“In the late 1960s most Americans were unaware of what a fetus looked like.”
The use of these images were important for early victories at the state level when fighting against legal abortion. It remains a controversial practice, even among those who support the defense of the unborn.
Associate professor of history at the University of West Georgia, Dr. Daniel K. Williams shares how the use of images has shaped the fight against abortion.
“The very first fetal photographs that most American saw were published in Life magazine in 1965.”

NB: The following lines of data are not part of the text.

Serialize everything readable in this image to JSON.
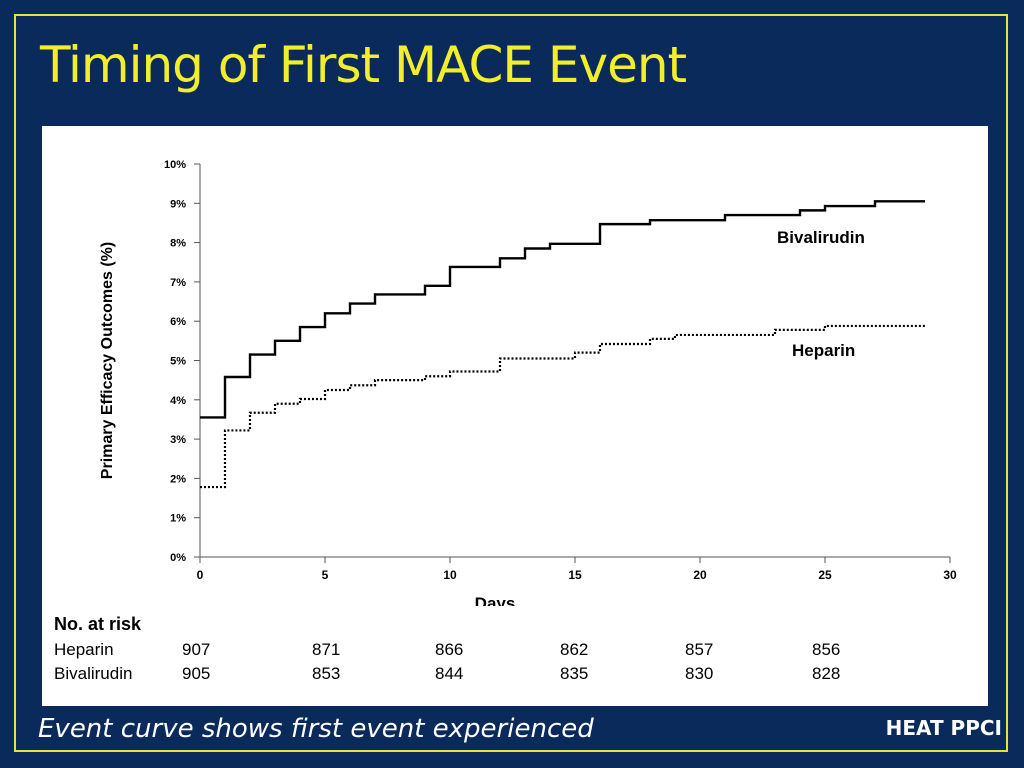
{
  "slide": {
    "title": "Timing of First MACE Event",
    "footnote": "Event curve shows first event experienced",
    "brand": "HEAT PPCI"
  },
  "chart_data": {
    "type": "line",
    "title": "",
    "xlabel": "Days",
    "ylabel": "Primary Efficacy Outcomes (%)",
    "xlim": [
      0,
      30
    ],
    "ylim": [
      0,
      10
    ],
    "xticks": [
      "0",
      "5",
      "10",
      "15",
      "20",
      "25",
      "30"
    ],
    "yticks": [
      "0%",
      "1%",
      "2%",
      "3%",
      "4%",
      "5%",
      "6%",
      "7%",
      "8%",
      "9%",
      "10%"
    ],
    "step": true,
    "series": [
      {
        "name": "Bivalirudin",
        "style": "solid",
        "color": "#000000",
        "points": [
          [
            0,
            3.55
          ],
          [
            1,
            4.58
          ],
          [
            2,
            5.15
          ],
          [
            3,
            5.5
          ],
          [
            4,
            5.85
          ],
          [
            5,
            6.2
          ],
          [
            6,
            6.45
          ],
          [
            7,
            6.68
          ],
          [
            9,
            6.9
          ],
          [
            10,
            7.38
          ],
          [
            12,
            7.6
          ],
          [
            13,
            7.85
          ],
          [
            14,
            7.97
          ],
          [
            16,
            8.47
          ],
          [
            18,
            8.57
          ],
          [
            21,
            8.7
          ],
          [
            24,
            8.82
          ],
          [
            25,
            8.93
          ],
          [
            27,
            9.05
          ],
          [
            29,
            9.05
          ]
        ]
      },
      {
        "name": "Heparin",
        "style": "dotted",
        "color": "#000000",
        "points": [
          [
            0,
            1.78
          ],
          [
            1,
            3.22
          ],
          [
            2,
            3.67
          ],
          [
            3,
            3.9
          ],
          [
            4,
            4.02
          ],
          [
            5,
            4.25
          ],
          [
            6,
            4.37
          ],
          [
            7,
            4.5
          ],
          [
            9,
            4.6
          ],
          [
            10,
            4.72
          ],
          [
            12,
            5.05
          ],
          [
            15,
            5.2
          ],
          [
            16,
            5.42
          ],
          [
            18,
            5.55
          ],
          [
            19,
            5.65
          ],
          [
            23,
            5.78
          ],
          [
            25,
            5.88
          ],
          [
            29,
            5.88
          ]
        ]
      }
    ]
  },
  "risk_table": {
    "header": "No. at risk",
    "rows": [
      {
        "label": "Heparin",
        "values": [
          "907",
          "871",
          "866",
          "862",
          "857",
          "856"
        ]
      },
      {
        "label": "Bivalirudin",
        "values": [
          "905",
          "853",
          "844",
          "835",
          "830",
          "828"
        ]
      }
    ]
  }
}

Even after those photos appeared in Life magazine, pro-lifers made very limited use of them. Most books that were published in the late 1960’s defending the pro-life perspective were published without any images at all. In the early 1970s, pro-lifers changed their tactics.

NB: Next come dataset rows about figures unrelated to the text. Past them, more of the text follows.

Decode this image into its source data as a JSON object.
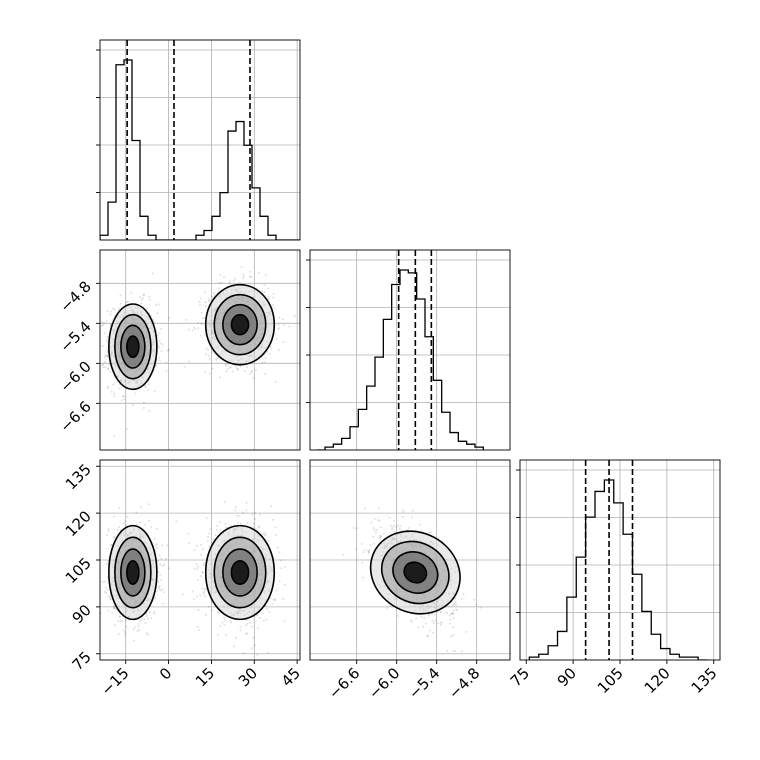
{
  "chart_data": [
    {
      "type": "histogram",
      "panel": "hist-x",
      "x_range": [
        -24,
        46
      ],
      "bins": [
        -24,
        -21.2,
        -18.4,
        -15.6,
        -12.8,
        -10,
        -7.2,
        -4.4,
        -1.6,
        1.2,
        4,
        6.8,
        9.6,
        12.4,
        15.2,
        18,
        20.8,
        23.6,
        26.4,
        29.2,
        32,
        34.8,
        37.6,
        40.4,
        43.2,
        46
      ],
      "counts": [
        1,
        8,
        37,
        38,
        21,
        5,
        1,
        0,
        0,
        0,
        0,
        0,
        1,
        2,
        5,
        10,
        23,
        25,
        20,
        11,
        5,
        1,
        0,
        0,
        0
      ],
      "quantiles": [
        -14.5,
        1.9,
        28.5
      ],
      "grid": true,
      "x_ticks_visible": false,
      "y_ticks_visible": false
    },
    {
      "type": "scatter+contour",
      "panel": "x-vs-y",
      "x_range": [
        -24,
        46
      ],
      "y_range": [
        -7.3,
        -4.3
      ],
      "y_ticks": [
        "−4.8",
        "−5.4",
        "−6.0",
        "−6.6"
      ],
      "y_tick_values": [
        -4.8,
        -5.4,
        -6.0,
        -6.6
      ],
      "clusters": [
        {
          "cx": -12.5,
          "cy": -5.75,
          "sx": 4.2,
          "sy": 0.32
        },
        {
          "cx": 25,
          "cy": -5.42,
          "sx": 6,
          "sy": 0.3
        }
      ],
      "grid": true
    },
    {
      "type": "histogram",
      "panel": "hist-y",
      "x_range": [
        -7.3,
        -4.3
      ],
      "bins": [
        -7.2,
        -7.075,
        -6.95,
        -6.825,
        -6.7,
        -6.575,
        -6.45,
        -6.325,
        -6.2,
        -6.075,
        -5.95,
        -5.825,
        -5.7,
        -5.575,
        -5.45,
        -5.325,
        -5.2,
        -5.075,
        -4.95,
        -4.825,
        -4.7
      ],
      "counts": [
        0,
        1,
        2,
        4,
        8,
        14,
        22,
        32,
        45,
        57,
        62,
        61,
        52,
        39,
        24,
        13,
        6,
        3,
        2,
        1
      ],
      "quantiles": [
        -5.97,
        -5.72,
        -5.48
      ],
      "grid": true,
      "x_ticks_visible": false,
      "y_ticks_visible": false
    },
    {
      "type": "scatter+contour",
      "panel": "x-vs-z",
      "x_range": [
        -24,
        46
      ],
      "y_range": [
        73,
        137
      ],
      "x_ticks": [
        "−15",
        "0",
        "15",
        "30",
        "45"
      ],
      "x_tick_values": [
        -15,
        0,
        15,
        30,
        45
      ],
      "y_ticks": [
        "135",
        "120",
        "105",
        "90",
        "75"
      ],
      "y_tick_values": [
        135,
        120,
        105,
        90,
        75
      ],
      "clusters": [
        {
          "cx": -12.5,
          "cy": 101,
          "sx": 4.2,
          "sy": 7.5
        },
        {
          "cx": 25,
          "cy": 101,
          "sx": 6,
          "sy": 7.5
        }
      ],
      "grid": true
    },
    {
      "type": "scatter+contour",
      "panel": "y-vs-z",
      "x_range": [
        -7.3,
        -4.3
      ],
      "y_range": [
        73,
        137
      ],
      "x_ticks": [
        "−6.6",
        "−6.0",
        "−5.4",
        "−4.8"
      ],
      "x_tick_values": [
        -6.6,
        -6.0,
        -5.4,
        -4.8
      ],
      "clusters": [
        {
          "cx": -5.72,
          "cy": 101,
          "sx": 0.3,
          "sy": 7.5,
          "rho": -0.55
        }
      ],
      "grid": true
    },
    {
      "type": "histogram",
      "panel": "hist-z",
      "x_range": [
        73,
        137
      ],
      "bins": [
        76,
        79,
        82,
        85,
        88,
        91,
        94,
        97,
        100,
        103,
        106,
        109,
        112,
        115,
        118,
        121,
        124,
        127,
        130,
        133
      ],
      "counts": [
        1,
        2,
        5,
        10,
        22,
        36,
        50,
        59,
        63,
        55,
        44,
        30,
        17,
        9,
        4,
        2,
        1,
        1,
        0
      ],
      "quantiles": [
        94,
        101.5,
        109
      ],
      "x_ticks": [
        "75",
        "90",
        "105",
        "120",
        "135"
      ],
      "x_tick_values": [
        75,
        90,
        105,
        120,
        135
      ],
      "grid": true,
      "y_ticks_visible": false
    }
  ]
}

“They realized the power of fetal photographs; not only photos of the fully developed fetus, healthy fetus, but also photos of aborted fetuses. Those may have been the most controversial because, as you can imagine, they were graphic, gruesome images and many pro-choicers claimed that they had been manipulated in some way; that perhaps the photos were staged or distorted.”

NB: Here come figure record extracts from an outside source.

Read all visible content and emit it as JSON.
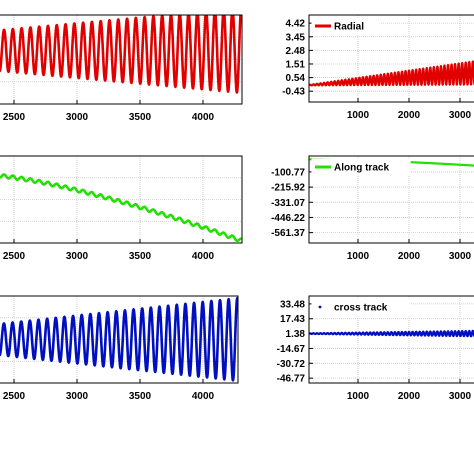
{
  "chart_data": [
    {
      "type": "line",
      "panel": "left-top",
      "xticks": [
        "2500",
        "3000",
        "3500",
        "4000"
      ],
      "xlim": [
        2200,
        4300
      ],
      "ylim": [
        -1,
        1
      ],
      "color": "#e00000",
      "grid": true,
      "series": [
        {
          "x_range": [
            2200,
            4300
          ],
          "shape": "oscillation",
          "period": 75,
          "amp_start": 0.45,
          "amp_end": 0.95,
          "offset": 0.2
        }
      ]
    },
    {
      "type": "line",
      "panel": "left-middle",
      "xticks": [
        "2500",
        "3000",
        "3500",
        "4000"
      ],
      "xlim": [
        2200,
        4300
      ],
      "ylim": [
        -1,
        1
      ],
      "color": "#22e000",
      "grid": true,
      "series": [
        {
          "x_range": [
            2200,
            4300
          ],
          "shape": "decline-with-ripple",
          "start": 0.55,
          "end": -0.95,
          "ripple": 0.04,
          "period": 75
        }
      ]
    },
    {
      "type": "line",
      "panel": "left-bottom",
      "xticks": [
        "2500",
        "3000",
        "3500",
        "4000"
      ],
      "xlim": [
        2200,
        4300
      ],
      "ylim": [
        -1,
        1
      ],
      "color": "#0010c0",
      "grid": true,
      "series": [
        {
          "x_range": [
            2200,
            4300
          ],
          "shape": "oscillation",
          "period": 75,
          "amp_start": 0.35,
          "amp_end": 0.95,
          "offset": 0.0
        }
      ]
    },
    {
      "type": "line",
      "panel": "right-top",
      "legend": "Radial",
      "legend_placement": "top-left",
      "yticks": [
        "4.42",
        "3.45",
        "2.48",
        "1.51",
        "0.54",
        "-0.43"
      ],
      "ytick_values": [
        4.42,
        3.45,
        2.48,
        1.51,
        0.54,
        -0.43
      ],
      "xticks": [
        "1000",
        "2000",
        "3000"
      ],
      "xlim": [
        0,
        3600
      ],
      "ylim": [
        -1.2,
        5.0
      ],
      "color": "#e00000",
      "grid": true,
      "series": [
        {
          "name": "Radial",
          "x_range": [
            0,
            3600
          ],
          "shape": "oscillation",
          "period": 75,
          "amp_start": 0.02,
          "amp_end": 0.85,
          "offset_start": 0.0,
          "offset_end": 0.9
        }
      ]
    },
    {
      "type": "line",
      "panel": "right-middle",
      "legend": "Along track",
      "legend_placement": "top-left",
      "yticks": [
        "-100.77",
        "-215.92",
        "-331.07",
        "-446.22",
        "-561.37"
      ],
      "ytick_values": [
        -100.77,
        -215.92,
        -331.07,
        -446.22,
        -561.37
      ],
      "xticks": [
        "1000",
        "2000",
        "3000"
      ],
      "xlim": [
        0,
        3600
      ],
      "ylim": [
        -640,
        20
      ],
      "color": "#22e000",
      "grid": true,
      "series": [
        {
          "name": "Along track",
          "x_range": [
            0,
            3600
          ],
          "shape": "decline",
          "start": -5,
          "end": -55
        }
      ]
    },
    {
      "type": "line",
      "panel": "right-bottom",
      "legend": "cross track",
      "legend_placement": "top-left",
      "yticks": [
        "33.48",
        "17.43",
        "1.38",
        "-14.67",
        "-30.72",
        "-46.77"
      ],
      "ytick_values": [
        33.48,
        17.43,
        1.38,
        -14.67,
        -30.72,
        -46.77
      ],
      "xticks": [
        "1000",
        "2000",
        "3000"
      ],
      "xlim": [
        0,
        3600
      ],
      "ylim": [
        -52,
        42
      ],
      "color": "#0010c0",
      "grid": true,
      "series": [
        {
          "name": "cross track",
          "x_range": [
            0,
            3600
          ],
          "shape": "oscillation",
          "period": 75,
          "amp_start": 0.3,
          "amp_end": 3.0,
          "offset": 1.38
        }
      ]
    }
  ]
}
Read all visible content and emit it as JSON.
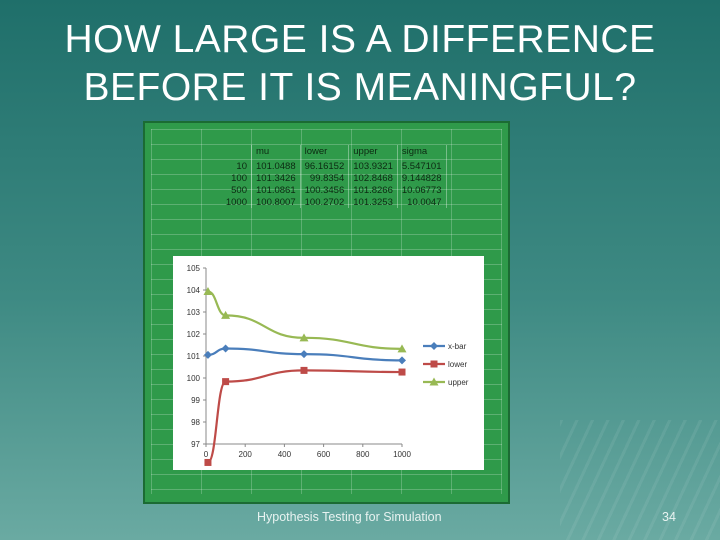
{
  "slide": {
    "title_lines": [
      "HOW LARGE IS A DIFFERENCE",
      "BEFORE IT IS MEANINGFUL?"
    ],
    "footer": "Hypothesis Testing for Simulation",
    "page_number": "34"
  },
  "table": {
    "headers": [
      "",
      "mu",
      "lower",
      "upper",
      "sigma"
    ],
    "rows": [
      [
        "10",
        "101.0488",
        "96.16152",
        "103.9321",
        "5.547101"
      ],
      [
        "100",
        "101.3426",
        "99.8354",
        "102.8468",
        "9.144828"
      ],
      [
        "500",
        "101.0861",
        "100.3456",
        "101.8266",
        "10.06773"
      ],
      [
        "1000",
        "100.8007",
        "100.2702",
        "101.3253",
        "10.0047"
      ]
    ]
  },
  "chart_data": {
    "type": "line",
    "x": [
      10,
      100,
      500,
      1000
    ],
    "series": [
      {
        "name": "x-bar",
        "values": [
          101.0488,
          101.3426,
          101.0861,
          100.8007
        ],
        "color": "#4a7ebb",
        "marker": "diamond"
      },
      {
        "name": "lower",
        "values": [
          96.16152,
          99.8354,
          100.3456,
          100.2702
        ],
        "color": "#be4b48",
        "marker": "square"
      },
      {
        "name": "upper",
        "values": [
          103.9321,
          102.8468,
          101.8266,
          101.3253
        ],
        "color": "#98b954",
        "marker": "triangle"
      }
    ],
    "xlim": [
      0,
      1000
    ],
    "ylim": [
      97,
      105
    ],
    "x_ticks": [
      "0",
      "200",
      "400",
      "600",
      "800",
      "1000"
    ],
    "y_ticks": [
      "105",
      "104",
      "103",
      "102",
      "101",
      "100",
      "99",
      "98",
      "97"
    ],
    "legend": "right",
    "grid": false
  }
}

The photos were extremely powerful. Photos of 19- 21 week old fetuses were credited for the pro-life movement’s victory in a 1972 abortion legalization referendum in Michigan.
“Michigan was set to legalize abortion through a voter initiative. Initial polling in the summer of 1972 showed that pro-choicers had a solid majority of support. The polls were showing that at least 57% or more of Michigan voters were set to say that yes they wanted to legalize elective abortion to 20 weeks.
“In the last few weeks before the election the pro-life movement engaged in a widespread television and billboard advertising campaign, and also distributed leaflets, all of which focused on images of second trimester fetuses. When people saw what a 19-week-old fetus actually looked like, that it looked very much like a premature baby, that all of its features were quite well developed, they rethought their support for this bill.”
“Many voters who otherwise would have supported abortion in the first trimester had second thoughts and ultimately the proposal was defeated decisively.”
It was a surprise victory for the pro-life movement, and it solidified the pro-life activists’ belief that a picture is worth a thousand words. They realized that if they could show people what an unborn child looks like, and if they could show people what actually happened in abortion, they could change people’s minds and hearts.